Tag Archives: payback

Occupy Dim Sum

Occupy Dim SumAs I sat at my desk today performing menial, mind-numbing tasks in order to help a colleague,  my various trains of thoughts, all loaded with many cars of twisted, ephemeral cargo, skipped the tracks, as if  a drunken, heavily unionized switchman on his last day of work before vacation and with a large dose of  cold medication in him were at the switching controls.

And it’s apt that I mention cold medication as I have been suffering (not loudly enough it seems) from a sinus infection that only now, after what would seem like a few hundred decongestant pills and other kinds of sprays and vats of chicken soup that have been popped into my body on a pretty regular basis, seems to be getting a little better. But only a little. I still need reasons to complain.

As for those thoughts skipping off in different directions, I managed just long enough to string together enough of them to do this cartoon, on a topic that cried out to be covered by the sharpest mind, the keenest wit, the most vicious humor this side of the western hemisphere. Unfortunately, he’s on vacation and the rest of the staff were fired due to “right-sizing” and “rationalization” so I was left with the job of cartooning this sucker. How it got from Wall St. protests to dim sum I am really not sure.

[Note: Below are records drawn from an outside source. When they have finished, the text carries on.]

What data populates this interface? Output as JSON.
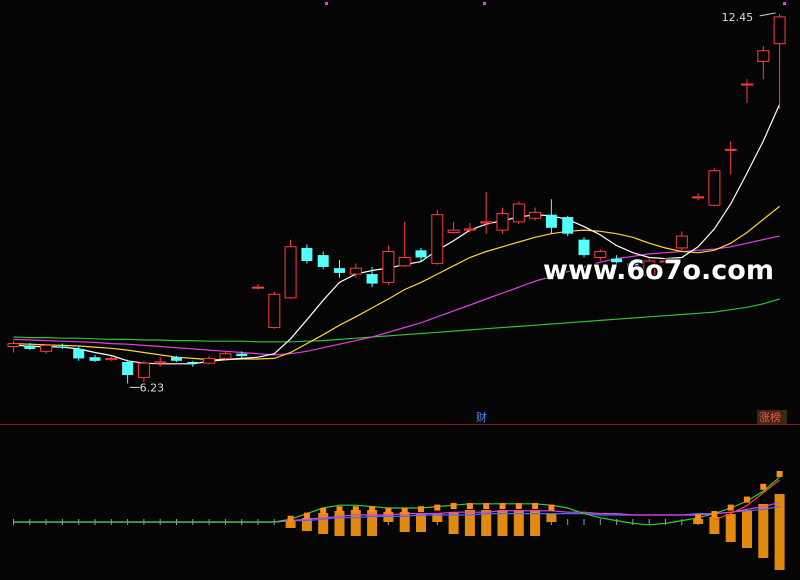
{
  "chart_data": [
    {
      "type": "candlestick",
      "title": "",
      "annotations": {
        "max_label": "12.45",
        "min_label": "6.23"
      },
      "colors": {
        "up": "#ff3b3b",
        "down": "#54ffff",
        "ma5": "#ffffff",
        "ma10": "#ffd23a",
        "ma20": "#e040e0",
        "ma60": "#30c030"
      },
      "candles": [
        {
          "o": 6.9,
          "h": 7.0,
          "l": 6.8,
          "c": 6.95
        },
        {
          "o": 6.92,
          "h": 6.96,
          "l": 6.84,
          "c": 6.86
        },
        {
          "o": 6.82,
          "h": 6.94,
          "l": 6.78,
          "c": 6.92
        },
        {
          "o": 6.9,
          "h": 6.95,
          "l": 6.86,
          "c": 6.88
        },
        {
          "o": 6.86,
          "h": 6.9,
          "l": 6.66,
          "c": 6.7
        },
        {
          "o": 6.72,
          "h": 6.76,
          "l": 6.64,
          "c": 6.66
        },
        {
          "o": 6.68,
          "h": 6.74,
          "l": 6.66,
          "c": 6.7
        },
        {
          "o": 6.64,
          "h": 6.68,
          "l": 6.28,
          "c": 6.42
        },
        {
          "o": 6.38,
          "h": 6.66,
          "l": 6.3,
          "c": 6.62
        },
        {
          "o": 6.62,
          "h": 6.72,
          "l": 6.56,
          "c": 6.64
        },
        {
          "o": 6.72,
          "h": 6.74,
          "l": 6.64,
          "c": 6.66
        },
        {
          "o": 6.64,
          "h": 6.66,
          "l": 6.56,
          "c": 6.62
        },
        {
          "o": 6.62,
          "h": 6.74,
          "l": 6.6,
          "c": 6.7
        },
        {
          "o": 6.7,
          "h": 6.82,
          "l": 6.66,
          "c": 6.78
        },
        {
          "o": 6.78,
          "h": 6.82,
          "l": 6.7,
          "c": 6.74
        },
        {
          "o": 7.9,
          "h": 7.95,
          "l": 7.86,
          "c": 7.9
        },
        {
          "o": 7.22,
          "h": 7.82,
          "l": 7.2,
          "c": 7.78
        },
        {
          "o": 7.72,
          "h": 8.7,
          "l": 7.7,
          "c": 8.58
        },
        {
          "o": 8.56,
          "h": 8.62,
          "l": 8.3,
          "c": 8.34
        },
        {
          "o": 8.44,
          "h": 8.5,
          "l": 8.2,
          "c": 8.24
        },
        {
          "o": 8.22,
          "h": 8.36,
          "l": 8.06,
          "c": 8.14
        },
        {
          "o": 8.12,
          "h": 8.3,
          "l": 8.06,
          "c": 8.22
        },
        {
          "o": 8.12,
          "h": 8.24,
          "l": 7.9,
          "c": 7.96
        },
        {
          "o": 7.98,
          "h": 8.6,
          "l": 7.94,
          "c": 8.5
        },
        {
          "o": 8.26,
          "h": 9.0,
          "l": 8.24,
          "c": 8.4
        },
        {
          "o": 8.52,
          "h": 8.56,
          "l": 8.34,
          "c": 8.4
        },
        {
          "o": 8.3,
          "h": 9.2,
          "l": 8.28,
          "c": 9.12
        },
        {
          "o": 8.82,
          "h": 9.0,
          "l": 8.8,
          "c": 8.86
        },
        {
          "o": 8.86,
          "h": 8.98,
          "l": 8.82,
          "c": 8.88
        },
        {
          "o": 8.98,
          "h": 9.5,
          "l": 8.8,
          "c": 9.0
        },
        {
          "o": 8.86,
          "h": 9.24,
          "l": 8.8,
          "c": 9.14
        },
        {
          "o": 9.0,
          "h": 9.34,
          "l": 8.96,
          "c": 9.3
        },
        {
          "o": 9.06,
          "h": 9.24,
          "l": 9.02,
          "c": 9.16
        },
        {
          "o": 9.12,
          "h": 9.38,
          "l": 8.8,
          "c": 8.9
        },
        {
          "o": 9.08,
          "h": 9.1,
          "l": 8.76,
          "c": 8.8
        },
        {
          "o": 8.7,
          "h": 8.74,
          "l": 8.4,
          "c": 8.44
        },
        {
          "o": 8.4,
          "h": 8.54,
          "l": 8.34,
          "c": 8.5
        },
        {
          "o": 8.38,
          "h": 8.44,
          "l": 8.26,
          "c": 8.32
        },
        {
          "o": 8.3,
          "h": 8.34,
          "l": 8.12,
          "c": 8.2
        },
        {
          "o": 8.1,
          "h": 8.38,
          "l": 8.08,
          "c": 8.34
        },
        {
          "o": 8.34,
          "h": 8.36,
          "l": 8.3,
          "c": 8.34
        },
        {
          "o": 8.56,
          "h": 8.84,
          "l": 8.5,
          "c": 8.76
        },
        {
          "o": 9.42,
          "h": 9.48,
          "l": 9.36,
          "c": 9.42
        },
        {
          "o": 9.28,
          "h": 9.9,
          "l": 9.26,
          "c": 9.86
        },
        {
          "o": 10.22,
          "h": 10.36,
          "l": 9.8,
          "c": 10.22
        },
        {
          "o": 11.32,
          "h": 11.4,
          "l": 11.0,
          "c": 11.32
        },
        {
          "o": 11.7,
          "h": 11.96,
          "l": 11.4,
          "c": 11.88
        },
        {
          "o": 12.0,
          "h": 12.5,
          "l": 10.9,
          "c": 12.45
        }
      ],
      "ma5": [
        6.93,
        6.9,
        6.9,
        6.89,
        6.86,
        6.8,
        6.75,
        6.66,
        6.62,
        6.61,
        6.61,
        6.61,
        6.65,
        6.68,
        6.7,
        6.72,
        6.78,
        7.03,
        7.35,
        7.68,
        7.98,
        8.12,
        8.18,
        8.22,
        8.28,
        8.33,
        8.52,
        8.68,
        8.86,
        8.96,
        9.02,
        9.08,
        9.12,
        9.1,
        9.04,
        8.92,
        8.78,
        8.6,
        8.48,
        8.4,
        8.38,
        8.4,
        8.58,
        8.88,
        9.3,
        9.82,
        10.36,
        10.98
      ],
      "ma10": [
        6.95,
        6.94,
        6.93,
        6.92,
        6.91,
        6.89,
        6.87,
        6.84,
        6.8,
        6.76,
        6.72,
        6.7,
        6.68,
        6.68,
        6.69,
        6.69,
        6.7,
        6.8,
        6.95,
        7.1,
        7.26,
        7.4,
        7.55,
        7.7,
        7.86,
        7.98,
        8.12,
        8.26,
        8.4,
        8.5,
        8.58,
        8.66,
        8.74,
        8.8,
        8.84,
        8.86,
        8.84,
        8.8,
        8.74,
        8.64,
        8.56,
        8.5,
        8.48,
        8.52,
        8.64,
        8.82,
        9.04,
        9.26
      ],
      "ma20": [
        7.02,
        7.01,
        7.0,
        6.99,
        6.98,
        6.97,
        6.95,
        6.94,
        6.92,
        6.9,
        6.88,
        6.86,
        6.84,
        6.82,
        6.8,
        6.78,
        6.76,
        6.78,
        6.82,
        6.88,
        6.94,
        7.0,
        7.06,
        7.14,
        7.22,
        7.3,
        7.4,
        7.5,
        7.6,
        7.7,
        7.8,
        7.9,
        8.0,
        8.08,
        8.16,
        8.24,
        8.32,
        8.38,
        8.42,
        8.46,
        8.48,
        8.5,
        8.52,
        8.54,
        8.58,
        8.64,
        8.7,
        8.76
      ],
      "ma60": [
        7.06,
        7.05,
        7.05,
        7.04,
        7.04,
        7.03,
        7.02,
        7.02,
        7.01,
        7.01,
        7.0,
        7.0,
        6.99,
        6.99,
        6.99,
        6.98,
        6.98,
        6.98,
        6.99,
        7.0,
        7.02,
        7.04,
        7.06,
        7.08,
        7.1,
        7.12,
        7.14,
        7.16,
        7.18,
        7.2,
        7.22,
        7.24,
        7.26,
        7.28,
        7.3,
        7.32,
        7.34,
        7.36,
        7.38,
        7.4,
        7.42,
        7.44,
        7.46,
        7.48,
        7.52,
        7.56,
        7.62,
        7.7
      ],
      "ylim": [
        6.0,
        12.6
      ],
      "markers": {
        "cai": "财",
        "zhangbang": "涨榜"
      }
    },
    {
      "type": "bar",
      "title": "",
      "colors": {
        "bar": "#e08a10",
        "line_green": "#30d030",
        "line_blue": "#4a6aff",
        "line_magenta": "#e040e0",
        "line_red": "#ff4040",
        "marker": "#ff8c1a"
      },
      "up_bars": [
        0,
        0,
        0,
        0,
        0,
        0,
        0,
        0,
        0,
        0,
        0,
        0,
        0,
        0,
        0,
        0,
        0,
        2,
        4,
        9,
        11,
        12,
        12,
        10,
        10,
        8,
        9,
        10,
        12,
        12,
        12,
        12,
        12,
        9,
        0,
        0,
        0,
        0,
        0,
        0,
        0,
        0,
        3,
        5,
        8,
        12,
        18,
        28
      ],
      "down_bars": [
        0,
        0,
        0,
        0,
        0,
        0,
        0,
        0,
        0,
        0,
        0,
        0,
        0,
        0,
        0,
        0,
        0,
        6,
        9,
        12,
        14,
        14,
        14,
        0,
        10,
        10,
        0,
        12,
        14,
        14,
        14,
        14,
        14,
        0,
        0,
        0,
        0,
        0,
        0,
        0,
        0,
        0,
        2,
        12,
        20,
        26,
        36,
        48
      ],
      "markers": [
        0,
        0,
        0,
        0,
        0,
        0,
        0,
        0,
        0,
        0,
        0,
        0,
        0,
        0,
        0,
        0,
        0,
        2,
        4,
        7,
        8,
        8,
        8,
        7,
        7,
        8,
        9,
        10,
        10,
        10,
        10,
        10,
        10,
        9,
        0,
        0,
        0,
        0,
        0,
        0,
        0,
        0,
        3,
        5,
        9,
        14,
        22,
        30
      ],
      "line_green": [
        0,
        0,
        0,
        0,
        0,
        0,
        0,
        0,
        0,
        0,
        0,
        0,
        0,
        0,
        0,
        0,
        0,
        2,
        6,
        10,
        12,
        12,
        11,
        10,
        10,
        10,
        11,
        12,
        13,
        13,
        13,
        13,
        13,
        12,
        10,
        6,
        3,
        1,
        -1,
        -2,
        -1,
        1,
        3,
        6,
        10,
        15,
        22,
        32
      ],
      "line_blue": [
        0,
        0,
        0,
        0,
        0,
        0,
        0,
        0,
        0,
        0,
        0,
        0,
        0,
        0,
        0,
        0,
        0,
        1,
        1,
        2,
        3,
        3,
        4,
        4,
        4,
        5,
        5,
        5,
        5,
        6,
        6,
        6,
        6,
        6,
        6,
        6,
        5,
        5,
        5,
        5,
        5,
        5,
        6,
        6,
        7,
        8,
        9,
        11
      ],
      "line_magenta": [
        0,
        0,
        0,
        0,
        0,
        0,
        0,
        0,
        0,
        0,
        0,
        0,
        0,
        0,
        0,
        0,
        0,
        1,
        2,
        3,
        4,
        5,
        5,
        5,
        6,
        6,
        6,
        7,
        7,
        7,
        8,
        8,
        8,
        8,
        7,
        7,
        6,
        6,
        5,
        5,
        5,
        5,
        5,
        6,
        7,
        9,
        11,
        14
      ],
      "ylim": [
        -50,
        50
      ]
    }
  ],
  "watermark": "www.6o7o.com"
}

It really did distract me from my ever more decrepit house that requires untold amounts of stabilization and repair (think Champlain Bridge, but far worse workmanship). If I could convince you people to buy a t-shirt, or better yet, when I get around to it, the e-book I plan on creating of this comic, I would have just enough to finance those repairs. Or buy the repairmen a beer. You have been warned — an e-book is coming of the  Stanko & Tibor saga.

So keep reading this comedic/operatic saga that will stand the test of time, unless my PC dies before then. Highly likely.

Be well, and don’t forget to speak with pride when you mention my comic to  your shrink and/or parole officer.

-Giovanni di Prosciutto

Parental Payback

Parental Payback


Do you remember that Alan Parsons Project song “Games People Play“? I barely do, but what I do recall of it was a mess of whiny, annoying pop drivel that made me reach for the tuning knob on my old radio in a desperate effort to find something entertaining to keep me from having to do my homework. And no, I didn’t play video games largely because I sucked and was massively uncoordinated in the fine and gross motor skills department. But as a child I wanted to do something well enough to impress my dad so I’d gain his love and respect as any child would. And show him he was getting old.

Hence this episode of the parentally-themed, Picasso-esque visual tour de force brings to light a topic that so many of us, the intentional and accidental creators of offspring, must deal with – the generation gap. Happens to all of us, the coolest of the cool, the dopest of the dope, even the hippest of the hip, including those who have had multiple hip replacements. We eventually stop being cool as nature intended us. Were we to remain eternally cool, we’d piss off our kids so much they’d either run away and join the circus as some do, or they’d kill us for stealing their thunder. Nature has this way of replacing the people who are ahead of the curve with those just behind them, kind of like ducks flying south in a V-shape. At some point, the lead duck has to give up and let a stronger duck ahead.

But that doesn’t mean parents have to completely give in to our children. In fact, by being intentionally uncool, non-hip, or even lame and loser-ish, we hold the great trump card in the eternal battle of child versus parent. All it takes is some well-timed and skilfully placed verbal blunders, particularly in front of the kids’ friends,even better if you’re in your underwear or wearing a filthy mustard-stained t-shirt with swear words on it, and you have sunk their battleship like an Exocet into the side of a Bismarck.

Armed with the knowledge that your child will one day replace you and make you obsolete, much like that last technology with the came along and made the one before that look so yesterday, know that for a brief time, say about 10 years if you’re lucky, you will appear cool, the hero, the dude to your child and then it all goes south in a medley of disco pants and bad hairdos and they’ll make fun of you too. Until their kids make fun of them.